School Of Thought

Tempted to lie about your address to get your child into a dream primary school? Here’s four things to consider, to avoid a hefty fine or even a jail term.

Portrait of Tammy Strobel

Tempted to lie about your address to get your child into a dream primary school? Here’s four things to consider, to avoid a hefty fine or even a jail term.

It is the sort of news that puts fear in every kiasu parent’s heart. In January 2018, a couple was fined $9,000 for lying about their residential address while registering their child in a popular school in the Bishan area. Although they lived in a bungalow in Serangoon Gardens, they changed their registered address to one in Bishan at a Police Post. The mother then successfully enrolled her child in an undisclosed school in Bishan under Phase 2C of the registration exercise, which gives priority to children living within 1km of the school. But when the child started school in January 2016, the vice-principal somehow found out, made a police report, and the parents were slapped with the fine.

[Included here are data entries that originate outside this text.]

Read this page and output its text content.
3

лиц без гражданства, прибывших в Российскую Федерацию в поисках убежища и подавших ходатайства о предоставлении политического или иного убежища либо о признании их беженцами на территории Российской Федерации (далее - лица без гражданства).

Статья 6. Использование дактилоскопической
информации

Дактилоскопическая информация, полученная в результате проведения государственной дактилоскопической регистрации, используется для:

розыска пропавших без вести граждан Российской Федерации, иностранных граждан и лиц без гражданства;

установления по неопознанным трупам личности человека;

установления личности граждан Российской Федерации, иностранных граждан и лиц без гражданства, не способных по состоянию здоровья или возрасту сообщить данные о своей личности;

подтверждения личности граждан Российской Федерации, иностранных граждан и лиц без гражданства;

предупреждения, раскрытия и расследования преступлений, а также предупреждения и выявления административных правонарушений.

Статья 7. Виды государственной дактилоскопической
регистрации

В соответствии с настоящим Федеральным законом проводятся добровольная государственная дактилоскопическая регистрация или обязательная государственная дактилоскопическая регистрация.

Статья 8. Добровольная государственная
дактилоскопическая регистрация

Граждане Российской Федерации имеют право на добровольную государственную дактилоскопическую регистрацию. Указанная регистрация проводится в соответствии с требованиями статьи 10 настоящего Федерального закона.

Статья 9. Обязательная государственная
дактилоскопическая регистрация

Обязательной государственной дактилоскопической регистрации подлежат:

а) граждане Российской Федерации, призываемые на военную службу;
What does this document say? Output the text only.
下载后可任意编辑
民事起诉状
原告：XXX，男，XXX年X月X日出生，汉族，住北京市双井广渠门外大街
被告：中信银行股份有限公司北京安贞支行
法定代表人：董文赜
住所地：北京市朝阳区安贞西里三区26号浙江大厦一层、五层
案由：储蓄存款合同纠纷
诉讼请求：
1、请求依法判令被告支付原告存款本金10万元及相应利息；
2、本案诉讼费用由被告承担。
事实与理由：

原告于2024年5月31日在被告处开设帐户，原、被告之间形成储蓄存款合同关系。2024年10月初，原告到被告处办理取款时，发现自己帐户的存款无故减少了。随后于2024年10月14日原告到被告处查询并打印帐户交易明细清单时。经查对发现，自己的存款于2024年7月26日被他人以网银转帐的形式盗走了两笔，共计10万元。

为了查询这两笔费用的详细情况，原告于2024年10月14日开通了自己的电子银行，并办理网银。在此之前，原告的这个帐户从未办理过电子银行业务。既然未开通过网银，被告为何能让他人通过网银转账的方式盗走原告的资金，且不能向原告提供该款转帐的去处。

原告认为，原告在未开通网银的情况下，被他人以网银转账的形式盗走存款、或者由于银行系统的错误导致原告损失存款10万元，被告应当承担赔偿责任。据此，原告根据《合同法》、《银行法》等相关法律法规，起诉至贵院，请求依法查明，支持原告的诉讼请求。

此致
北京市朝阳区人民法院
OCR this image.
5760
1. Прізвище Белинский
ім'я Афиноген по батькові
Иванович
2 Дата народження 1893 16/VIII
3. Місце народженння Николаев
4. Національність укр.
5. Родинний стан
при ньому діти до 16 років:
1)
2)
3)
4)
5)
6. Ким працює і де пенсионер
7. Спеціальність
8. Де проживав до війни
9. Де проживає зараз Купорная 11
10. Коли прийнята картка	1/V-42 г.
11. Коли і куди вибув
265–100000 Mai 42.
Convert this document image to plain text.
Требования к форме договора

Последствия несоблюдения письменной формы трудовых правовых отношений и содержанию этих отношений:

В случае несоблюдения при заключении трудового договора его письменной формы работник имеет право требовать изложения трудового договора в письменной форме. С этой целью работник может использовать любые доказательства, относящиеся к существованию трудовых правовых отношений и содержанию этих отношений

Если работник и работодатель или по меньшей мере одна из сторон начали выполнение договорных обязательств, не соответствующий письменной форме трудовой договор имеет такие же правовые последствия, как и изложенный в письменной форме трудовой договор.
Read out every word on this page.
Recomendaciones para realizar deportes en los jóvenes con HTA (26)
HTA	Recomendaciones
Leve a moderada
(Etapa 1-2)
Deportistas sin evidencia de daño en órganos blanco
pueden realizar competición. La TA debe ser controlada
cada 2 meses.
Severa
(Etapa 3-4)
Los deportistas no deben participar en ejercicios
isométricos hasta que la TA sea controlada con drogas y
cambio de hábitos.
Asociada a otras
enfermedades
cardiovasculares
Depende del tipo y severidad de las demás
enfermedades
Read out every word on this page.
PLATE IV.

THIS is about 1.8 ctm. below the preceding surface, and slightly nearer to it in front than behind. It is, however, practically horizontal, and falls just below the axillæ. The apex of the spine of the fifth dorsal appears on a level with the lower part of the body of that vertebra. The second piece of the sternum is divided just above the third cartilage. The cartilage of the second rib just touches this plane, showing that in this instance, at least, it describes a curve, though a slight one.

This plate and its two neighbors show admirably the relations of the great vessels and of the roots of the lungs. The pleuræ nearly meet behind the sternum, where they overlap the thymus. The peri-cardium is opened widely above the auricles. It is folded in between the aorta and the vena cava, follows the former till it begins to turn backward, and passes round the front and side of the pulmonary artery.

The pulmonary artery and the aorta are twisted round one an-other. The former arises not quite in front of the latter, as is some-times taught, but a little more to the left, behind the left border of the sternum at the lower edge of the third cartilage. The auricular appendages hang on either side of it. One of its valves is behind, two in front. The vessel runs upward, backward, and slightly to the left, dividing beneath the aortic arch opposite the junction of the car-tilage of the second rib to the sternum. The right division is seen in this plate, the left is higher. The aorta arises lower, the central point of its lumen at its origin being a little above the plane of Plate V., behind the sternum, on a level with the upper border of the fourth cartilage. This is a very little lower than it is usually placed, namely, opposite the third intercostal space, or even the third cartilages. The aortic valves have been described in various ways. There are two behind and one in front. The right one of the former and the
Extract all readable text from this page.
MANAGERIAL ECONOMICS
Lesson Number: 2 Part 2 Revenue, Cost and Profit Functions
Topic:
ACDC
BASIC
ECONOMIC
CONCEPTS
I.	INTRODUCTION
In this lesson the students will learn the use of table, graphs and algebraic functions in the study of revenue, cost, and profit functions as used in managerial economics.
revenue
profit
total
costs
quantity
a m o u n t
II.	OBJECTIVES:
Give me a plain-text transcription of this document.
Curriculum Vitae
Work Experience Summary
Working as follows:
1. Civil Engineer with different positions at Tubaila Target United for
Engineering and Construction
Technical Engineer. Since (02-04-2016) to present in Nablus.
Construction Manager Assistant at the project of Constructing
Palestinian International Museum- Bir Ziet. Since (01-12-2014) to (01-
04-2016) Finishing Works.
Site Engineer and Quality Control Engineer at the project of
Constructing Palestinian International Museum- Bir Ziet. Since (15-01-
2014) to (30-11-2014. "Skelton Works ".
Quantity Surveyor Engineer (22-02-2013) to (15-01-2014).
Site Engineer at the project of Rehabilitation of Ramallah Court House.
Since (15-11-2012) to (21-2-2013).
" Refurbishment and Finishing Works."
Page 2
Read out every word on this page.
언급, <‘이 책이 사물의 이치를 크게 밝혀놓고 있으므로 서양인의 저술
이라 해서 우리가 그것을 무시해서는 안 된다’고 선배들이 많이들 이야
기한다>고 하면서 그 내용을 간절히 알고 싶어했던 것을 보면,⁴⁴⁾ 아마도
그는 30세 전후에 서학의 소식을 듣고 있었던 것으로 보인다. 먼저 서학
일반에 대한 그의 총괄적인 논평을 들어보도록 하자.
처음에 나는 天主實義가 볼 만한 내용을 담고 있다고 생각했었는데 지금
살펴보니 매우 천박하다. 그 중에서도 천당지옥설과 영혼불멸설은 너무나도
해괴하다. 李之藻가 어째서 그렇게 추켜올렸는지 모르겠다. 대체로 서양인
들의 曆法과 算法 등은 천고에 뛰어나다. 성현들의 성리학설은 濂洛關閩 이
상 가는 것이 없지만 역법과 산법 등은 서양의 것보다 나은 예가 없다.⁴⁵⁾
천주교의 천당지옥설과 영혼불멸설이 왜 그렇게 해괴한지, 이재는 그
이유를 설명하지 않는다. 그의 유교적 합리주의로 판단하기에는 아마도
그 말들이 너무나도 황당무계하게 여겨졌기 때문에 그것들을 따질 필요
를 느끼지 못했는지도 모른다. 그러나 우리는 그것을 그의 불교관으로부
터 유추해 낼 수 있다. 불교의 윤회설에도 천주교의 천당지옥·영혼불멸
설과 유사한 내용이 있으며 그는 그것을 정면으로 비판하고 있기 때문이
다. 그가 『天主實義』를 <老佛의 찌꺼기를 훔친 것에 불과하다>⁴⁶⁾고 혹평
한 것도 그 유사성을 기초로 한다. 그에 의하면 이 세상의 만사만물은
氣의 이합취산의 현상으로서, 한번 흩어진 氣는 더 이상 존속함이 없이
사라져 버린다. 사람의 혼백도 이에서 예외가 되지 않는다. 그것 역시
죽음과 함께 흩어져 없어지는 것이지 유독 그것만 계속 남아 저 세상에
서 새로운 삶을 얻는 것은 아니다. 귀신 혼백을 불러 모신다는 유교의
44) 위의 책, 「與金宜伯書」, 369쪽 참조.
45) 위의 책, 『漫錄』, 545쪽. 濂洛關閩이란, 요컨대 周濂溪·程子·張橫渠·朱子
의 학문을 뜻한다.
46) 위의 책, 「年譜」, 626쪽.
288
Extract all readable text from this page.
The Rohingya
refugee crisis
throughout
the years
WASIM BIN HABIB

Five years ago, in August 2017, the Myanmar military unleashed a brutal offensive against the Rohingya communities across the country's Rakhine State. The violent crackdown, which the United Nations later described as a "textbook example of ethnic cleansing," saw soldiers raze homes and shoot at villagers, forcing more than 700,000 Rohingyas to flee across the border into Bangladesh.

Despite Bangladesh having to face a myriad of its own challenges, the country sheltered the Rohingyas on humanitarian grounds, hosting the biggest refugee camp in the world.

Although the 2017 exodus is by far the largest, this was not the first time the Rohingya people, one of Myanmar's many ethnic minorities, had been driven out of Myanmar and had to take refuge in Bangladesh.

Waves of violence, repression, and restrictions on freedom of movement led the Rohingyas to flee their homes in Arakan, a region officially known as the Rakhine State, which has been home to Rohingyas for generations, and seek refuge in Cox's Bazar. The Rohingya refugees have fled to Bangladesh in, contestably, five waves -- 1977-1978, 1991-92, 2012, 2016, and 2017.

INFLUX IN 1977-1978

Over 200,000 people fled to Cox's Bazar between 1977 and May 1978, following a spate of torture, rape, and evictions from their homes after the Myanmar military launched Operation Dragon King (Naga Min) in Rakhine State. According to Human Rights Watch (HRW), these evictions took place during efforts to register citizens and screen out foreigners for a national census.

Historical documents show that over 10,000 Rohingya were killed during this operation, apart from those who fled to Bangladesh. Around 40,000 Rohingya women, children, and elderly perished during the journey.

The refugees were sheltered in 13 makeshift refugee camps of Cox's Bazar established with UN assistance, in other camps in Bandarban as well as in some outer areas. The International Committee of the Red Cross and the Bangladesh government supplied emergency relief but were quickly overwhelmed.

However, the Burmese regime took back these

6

Although the Ministry of Education rules that in such cases, the child will be transferred to another school with available vacancies, the child – who should be in Primary 3 this year – was still studying at the school at press time. The mother could have been jailed up to one year and/ or fined up to $5,000 for lying to the vice-principal, who is a public servant. For giving a false address under the National Registration Act, the father could have been jailed for up to five years and/or fined up to $5,000. In fact, in 2007, a former lawyer was jailed two months for doing the same thing, while another anxious dad was fined the maximum $5,000 in 2015. In the last decade, there have been fewer than 10 reported cases.

So what’s a kiasu but law-abiding parent to do if she wants to enrol her kid in a popular school? Here are four things to take note of.


It sounds ridiculous to think about this when you are queueing for a Build-to-Order (BTO) flat, but it is a necessary discussion to have with your spouse. Do bear in mind that, while a BTO home in a nonmature estate is easier on the wallet, if you are planning to enrol your child in a popular school based on proximity, most of them are located in mature estates.

Even if you graduated from a popular primary school and should have no problem getting your child in during Phase 2A(1) (for alumni members) or Phase 2A(2) (for those whose parent or sibling had previously studied in the school), distance does play a big part. One family we know enrolled their children in their alma mater, the popular Nanyang Primary School, but were unable to buy a suitable home nearby. Their children ended up taking long bus rides at 6am every morning from their home in Jurong.


Do this before you buy your home. Just because a friend from the next block successfully enrolled their kids in the coveted school based on the 1km proximity rule, doesn’t mean your kid will make it in, too. Go to and type in your actual address, using the ‘School Query’ tab. It will show you which schools are within 1km, and which are between 1km and 2km.

If the school has higher demand than places available, priority will be given to those within 1km. We did a quick search and while our block sfully e in, and b.ols are ble, se was within 1km of a primary school, our neighbours two blocks away were only within 2km of that same school. This means we will be given priority should our kids fight it out for the last spot.


However, the child is required to have resided at the address used for registration for at least 30 months from the commencement of the Primary 1 registration exercise. A friend we know owns a roomy 4-bedder condo unit in the east, but squeezed his family of six into an overpriced rental twobedder condo along Bukit Timah Road, so as to get his daughter a place in Singapore Chinese Girls School!


But the grandparent/your sibling and one parent will need to make a statutory declaration. You must meet the eligibility criteria:

• Both parents work fulltime at the time the statutory declaration was made; and

• The child is under the full-time care of a grandparent or a parent’s sibling; and

• The child’s grandparent or the parent’s sibling is not employed.

Similarly, the child has to continue with this childcare arrangement at the registered address for at least 30 months, from the commencement of the Primary 1 registration.

While you may not agree with the oft-ridiculed “every school is a good school” maxim, it really isn’t worth the fine or jail time over your dream school. At the end of the day, your child’s primary school will not determine how well he or she does in life. Make your property purchase or rental decisions prudently, instead of blindly following the “branded school” of thought!


My Reading Room
Good to know
Buying a property within 1km, and not just between 1km and 2km, can mean the difference when it comes to getting the last spot, as children within 1km get priority.
My Reading Room

Home & Decor’s property columnist since 2011, Stella is a polytechnic lecturer-cum-writer with over 25 years of experience in publishing. She bought her first home at 23 and loves sniffing out good property investment deals.

The expert says

The Ministry of Education reserves 40 places in every primary school for children registering via Phase 2B (children whose parent has done at least 40 hours of voluntary work; whose parent is a member endorsed by a church or clan directly connected with the school; or whose parent is endorsed as an active community leader) and 2C (children eligible for Primary 1 in the following year, but are not yet registered in primary school).